Mais le recensement en dit plus. Dans la Bible, il n’a pas laissé un bon souvenir. Le roi David, cédant à la tentation du grand nombre et à une prétention malsaine à l’autosuffisance, avait commis un grave péché précisément en recensant le peuple. Il voulait connaître la force et, après environ neuf mois, il avait le nombre de ceux qui pouvaient manier l’épée (cf. 2 S 24, 1-9). Le Seigneur s’indigna et un malheur s’abattit sur le peuple. En cette nuit, cependant, le « Fils de David », Jésus, après neuf mois dans le sein de Marie, naît à Bethléem, la ville de David, et ne sanctionne pas le recensement, mais se laisse humblement dénombrer. Un parmi d’autres. Nous ne voyons pas un Dieu en colère qui châtie, mais le Dieu miséricordieux qui s’incarne, qui entre faiblement dans le monde, précédé de la proclamation : « sur la terre paix aux hommes » (Lc 2,14). Et notre cœur ce soir est à Bethléem, où encore le Prince de la Paix est rejeté par la logique perdante de la guerre, par le fracas des armes qui, aujourd’hui encore l’empêche de trouver sa place dans le monde (cf. Lc 2,7).

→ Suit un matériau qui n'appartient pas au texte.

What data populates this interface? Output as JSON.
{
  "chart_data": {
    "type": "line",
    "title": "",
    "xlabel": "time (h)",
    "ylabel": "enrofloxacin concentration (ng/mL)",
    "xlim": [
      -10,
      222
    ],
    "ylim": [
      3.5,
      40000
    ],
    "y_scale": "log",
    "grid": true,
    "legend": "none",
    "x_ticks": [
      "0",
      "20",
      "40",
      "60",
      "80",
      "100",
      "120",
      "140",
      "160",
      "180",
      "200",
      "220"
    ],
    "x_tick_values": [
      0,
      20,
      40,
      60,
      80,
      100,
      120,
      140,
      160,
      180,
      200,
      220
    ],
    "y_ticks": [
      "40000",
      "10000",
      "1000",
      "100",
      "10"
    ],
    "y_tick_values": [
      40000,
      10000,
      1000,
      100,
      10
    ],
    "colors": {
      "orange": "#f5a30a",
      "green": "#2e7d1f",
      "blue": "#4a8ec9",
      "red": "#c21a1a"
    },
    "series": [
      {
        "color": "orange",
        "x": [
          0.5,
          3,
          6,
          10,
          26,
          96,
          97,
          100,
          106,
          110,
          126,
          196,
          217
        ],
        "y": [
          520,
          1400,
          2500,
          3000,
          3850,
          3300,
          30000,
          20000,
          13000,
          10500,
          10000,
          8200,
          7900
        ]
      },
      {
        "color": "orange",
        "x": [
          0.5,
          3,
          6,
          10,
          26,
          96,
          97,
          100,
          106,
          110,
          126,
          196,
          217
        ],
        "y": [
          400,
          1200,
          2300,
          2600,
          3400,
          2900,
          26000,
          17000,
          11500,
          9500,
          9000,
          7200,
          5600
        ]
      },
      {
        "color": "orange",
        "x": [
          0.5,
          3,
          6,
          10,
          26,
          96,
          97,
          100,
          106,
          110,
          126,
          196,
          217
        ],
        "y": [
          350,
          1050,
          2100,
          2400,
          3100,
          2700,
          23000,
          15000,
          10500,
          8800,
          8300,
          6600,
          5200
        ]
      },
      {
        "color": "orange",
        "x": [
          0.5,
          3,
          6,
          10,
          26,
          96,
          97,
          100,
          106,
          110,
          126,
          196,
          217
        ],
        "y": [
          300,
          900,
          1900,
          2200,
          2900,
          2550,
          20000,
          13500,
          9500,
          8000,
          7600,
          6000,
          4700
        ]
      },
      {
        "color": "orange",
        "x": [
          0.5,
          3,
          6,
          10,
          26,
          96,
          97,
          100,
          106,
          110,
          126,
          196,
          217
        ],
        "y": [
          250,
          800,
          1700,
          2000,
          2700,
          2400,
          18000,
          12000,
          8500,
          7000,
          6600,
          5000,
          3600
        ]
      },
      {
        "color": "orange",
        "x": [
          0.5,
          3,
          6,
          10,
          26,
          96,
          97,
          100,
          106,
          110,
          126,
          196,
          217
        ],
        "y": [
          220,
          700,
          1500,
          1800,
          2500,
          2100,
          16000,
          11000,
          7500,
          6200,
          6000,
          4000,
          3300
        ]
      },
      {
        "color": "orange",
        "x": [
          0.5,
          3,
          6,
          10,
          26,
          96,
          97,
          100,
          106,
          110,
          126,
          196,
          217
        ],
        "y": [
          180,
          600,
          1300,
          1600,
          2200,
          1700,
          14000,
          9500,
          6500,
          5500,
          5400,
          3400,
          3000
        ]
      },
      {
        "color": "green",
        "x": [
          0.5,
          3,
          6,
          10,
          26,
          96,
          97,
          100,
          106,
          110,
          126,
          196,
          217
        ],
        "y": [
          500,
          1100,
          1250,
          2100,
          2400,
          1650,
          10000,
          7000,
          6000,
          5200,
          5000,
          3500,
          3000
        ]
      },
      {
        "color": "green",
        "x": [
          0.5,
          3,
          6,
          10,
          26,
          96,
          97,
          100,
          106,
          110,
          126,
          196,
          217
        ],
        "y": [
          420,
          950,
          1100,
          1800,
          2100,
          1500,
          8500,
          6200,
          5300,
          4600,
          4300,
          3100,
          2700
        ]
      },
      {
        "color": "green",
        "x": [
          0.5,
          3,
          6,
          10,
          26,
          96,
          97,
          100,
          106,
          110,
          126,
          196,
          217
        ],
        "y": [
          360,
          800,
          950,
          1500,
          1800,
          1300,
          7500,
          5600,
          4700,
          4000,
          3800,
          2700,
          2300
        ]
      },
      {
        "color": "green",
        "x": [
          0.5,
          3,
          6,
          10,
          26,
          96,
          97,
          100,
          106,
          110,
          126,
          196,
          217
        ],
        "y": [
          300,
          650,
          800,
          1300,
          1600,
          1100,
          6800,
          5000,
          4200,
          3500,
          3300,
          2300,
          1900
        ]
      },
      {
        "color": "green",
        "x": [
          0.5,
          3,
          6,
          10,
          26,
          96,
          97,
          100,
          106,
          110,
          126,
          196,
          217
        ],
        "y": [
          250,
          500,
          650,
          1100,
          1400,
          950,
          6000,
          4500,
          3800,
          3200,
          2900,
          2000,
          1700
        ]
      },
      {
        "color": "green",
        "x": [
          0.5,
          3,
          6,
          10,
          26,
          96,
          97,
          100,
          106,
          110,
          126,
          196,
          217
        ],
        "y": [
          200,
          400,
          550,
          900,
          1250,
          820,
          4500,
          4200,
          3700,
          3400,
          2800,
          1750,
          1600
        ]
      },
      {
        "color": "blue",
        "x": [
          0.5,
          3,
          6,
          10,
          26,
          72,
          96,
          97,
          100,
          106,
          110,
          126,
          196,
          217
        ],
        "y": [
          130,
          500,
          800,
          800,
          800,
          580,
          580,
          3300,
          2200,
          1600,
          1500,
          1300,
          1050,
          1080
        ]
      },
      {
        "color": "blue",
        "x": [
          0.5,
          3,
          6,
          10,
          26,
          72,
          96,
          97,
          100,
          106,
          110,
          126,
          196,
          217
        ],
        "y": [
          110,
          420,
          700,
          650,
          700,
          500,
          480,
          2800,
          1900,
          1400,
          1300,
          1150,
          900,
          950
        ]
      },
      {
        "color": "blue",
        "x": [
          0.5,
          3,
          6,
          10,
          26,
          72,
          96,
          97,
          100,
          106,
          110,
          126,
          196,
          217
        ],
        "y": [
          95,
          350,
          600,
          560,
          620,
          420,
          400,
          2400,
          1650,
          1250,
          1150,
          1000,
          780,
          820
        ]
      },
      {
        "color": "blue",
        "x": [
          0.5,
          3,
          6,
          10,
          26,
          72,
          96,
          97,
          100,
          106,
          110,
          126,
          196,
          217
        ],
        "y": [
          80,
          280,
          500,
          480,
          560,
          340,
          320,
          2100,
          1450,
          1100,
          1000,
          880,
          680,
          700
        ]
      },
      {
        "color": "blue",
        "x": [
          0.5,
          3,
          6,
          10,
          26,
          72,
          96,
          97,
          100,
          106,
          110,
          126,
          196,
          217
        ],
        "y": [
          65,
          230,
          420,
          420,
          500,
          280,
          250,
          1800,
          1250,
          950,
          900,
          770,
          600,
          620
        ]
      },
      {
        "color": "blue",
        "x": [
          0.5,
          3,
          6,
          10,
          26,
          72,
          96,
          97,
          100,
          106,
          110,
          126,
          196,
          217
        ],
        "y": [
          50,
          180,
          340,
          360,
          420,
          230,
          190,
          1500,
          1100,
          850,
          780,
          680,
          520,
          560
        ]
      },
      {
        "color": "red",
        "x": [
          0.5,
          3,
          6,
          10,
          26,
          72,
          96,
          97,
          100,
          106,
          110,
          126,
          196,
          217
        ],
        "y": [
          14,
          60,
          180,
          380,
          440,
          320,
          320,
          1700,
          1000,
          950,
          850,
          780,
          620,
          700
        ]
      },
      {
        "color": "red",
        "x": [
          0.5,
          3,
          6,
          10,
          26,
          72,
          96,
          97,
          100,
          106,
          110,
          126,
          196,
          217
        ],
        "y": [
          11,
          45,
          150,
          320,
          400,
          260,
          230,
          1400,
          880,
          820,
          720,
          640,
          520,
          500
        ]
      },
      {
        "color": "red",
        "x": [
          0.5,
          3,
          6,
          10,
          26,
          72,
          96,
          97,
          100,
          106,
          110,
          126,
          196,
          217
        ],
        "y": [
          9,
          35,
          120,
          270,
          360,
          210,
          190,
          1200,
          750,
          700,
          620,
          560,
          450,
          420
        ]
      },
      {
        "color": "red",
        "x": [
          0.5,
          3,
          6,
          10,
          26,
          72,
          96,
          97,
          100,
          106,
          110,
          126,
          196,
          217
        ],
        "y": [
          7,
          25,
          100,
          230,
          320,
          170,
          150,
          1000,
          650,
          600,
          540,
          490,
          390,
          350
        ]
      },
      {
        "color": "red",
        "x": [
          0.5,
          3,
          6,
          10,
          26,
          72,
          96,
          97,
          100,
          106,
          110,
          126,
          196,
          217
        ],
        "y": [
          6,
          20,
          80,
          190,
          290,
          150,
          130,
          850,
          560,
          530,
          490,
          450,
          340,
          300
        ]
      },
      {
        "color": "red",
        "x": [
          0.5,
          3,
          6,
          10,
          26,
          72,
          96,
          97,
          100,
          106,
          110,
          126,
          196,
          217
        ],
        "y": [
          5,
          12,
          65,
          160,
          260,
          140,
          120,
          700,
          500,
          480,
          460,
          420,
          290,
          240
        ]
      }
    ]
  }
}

Le recensement de toute la terre, en somme, manifeste d’une part la trame trop humaine qui traverse l’histoire : celle d’un monde qui cherche le pouvoir et la puissance, la renommée et la gloire, où tout est mesuré par des succès et des résultats, par des chiffres et des nombres. C’est l’obsession de la performance. Mais en même temps, le chemin de Jésus, qui vient nous chercher par l’incarnation, se distingue du recensement. Il n’est pas le Dieu de la performance, mais le Dieu de l’incarnation. Il ne renverse pas l’injustice d’en haut par la force, mais d’en bas par l’amour ; il n’éclate pas avec une puissance illimitée, mais descend dans nos limites ; il n’évite pas nos fragilités, mais les assume. Il n’évite pas nos fragilités, mais les assume.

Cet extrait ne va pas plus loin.